Hi. I have species level shotgun data. I am conducting the following basic transformations.
- Converting count to relative abundance
- Dropping species with <10% prevalence in my sample
Are these the right steps to do before I setup my data? Is there any other important step that I am missing?
Thanks.
Sanyog
Hi Sanyog,
Both MaAsSLin 2 and MaAsLin 3 will automatically convert your counts to relative abundances, and our advice in MaAsLin 3 is to not drop the low prevalence species (though in MaAsLin 2 dropping those below 10% prevalence was the default and implemented automatically).
Will
1 Like
Hi Will,
This is great! Thanks a lot for your response.
Sanyog
Hi Will. How can I increase the speed of my analyses? Does increasing the number of cores speed things up?

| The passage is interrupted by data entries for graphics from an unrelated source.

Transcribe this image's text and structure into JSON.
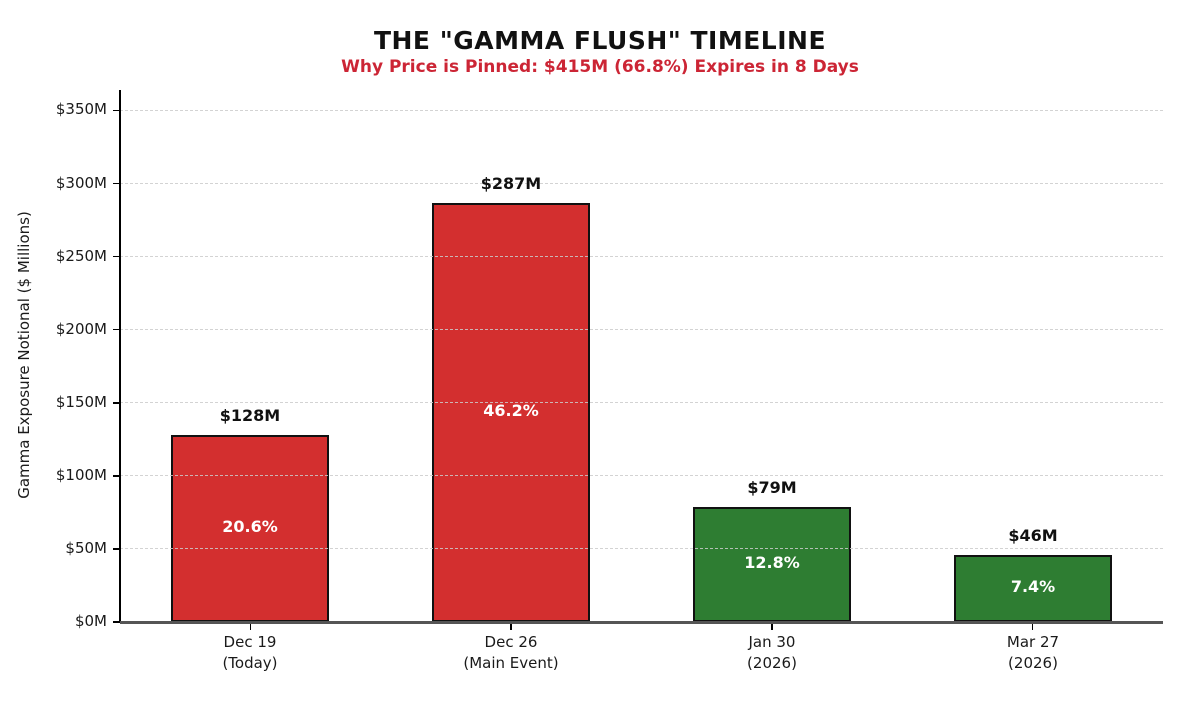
{
  "title": "THE \"GAMMA FLUSH\" TIMELINE",
  "subtitle": "Why Price is Pinned: $415M (66.8%) Expires in 8 Days",
  "colors": {
    "title": "#111111",
    "subtitle": "#cc2535",
    "bar_red": "#d32f2f",
    "bar_green": "#2e7d32",
    "bar_border": "#111111",
    "grid": "#cccccc",
    "axis_bottom": "#555555",
    "axis_left": "#000000",
    "tick_label": "#1a1a1a",
    "bar_value_label": "#111111",
    "bar_pct_label": "#ffffff"
  },
  "chart_data": {
    "type": "bar",
    "title": "THE \"GAMMA FLUSH\" TIMELINE",
    "subtitle": "Why Price is Pinned: $415M (66.8%) Expires in 8 Days",
    "xlabel": "",
    "ylabel": "Gamma Exposure Notional ($ Millions)",
    "ylim": [
      0,
      364
    ],
    "ytick_step": 50,
    "ytick_labels": [
      "$0M",
      "$50M",
      "$100M",
      "$150M",
      "$200M",
      "$250M",
      "$300M",
      "$350M"
    ],
    "grid": "horizontal-dashed",
    "legend": "none",
    "categories": [
      [
        "Dec 19",
        "(Today)"
      ],
      [
        "Dec 26",
        "(Main Event)"
      ],
      [
        "Jan 30",
        "(2026)"
      ],
      [
        "Mar 27",
        "(2026)"
      ]
    ],
    "values": [
      128,
      287,
      79,
      46
    ],
    "value_labels": [
      "$128M",
      "$287M",
      "$79M",
      "$46M"
    ],
    "pct_labels": [
      "20.6%",
      "46.2%",
      "12.8%",
      "7.4%"
    ],
    "bar_colors": [
      "red",
      "red",
      "green",
      "green"
    ]
  }
}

Any other valid steps?
Sanyog
What’s the formula you’re using and the dataset size? Using more cores might (but probably won’t) help.
Will
1 Like
Hi Will. Species level shotgun file has 214 rows and 4097 columns. Metadata file has 214 rows and 91 columns. In my main model, I am including 13 variables from the metadata file (4 continuous, 8 binary, 1 factor with 3 levels). It currently takes about 45 mins to run 1 model.
If by 1 model you mean 1 full MaAsLin run, that sounds about right for that size of data. You have a pretty complicated model, and 4097 is a lot of species. It’s maybe worth checking if many of those are rare species and should be screened out by the prevalence/abundance screens (e.g. requiring at least 10% of samples to have at least 0.1% abundance of the species).
Will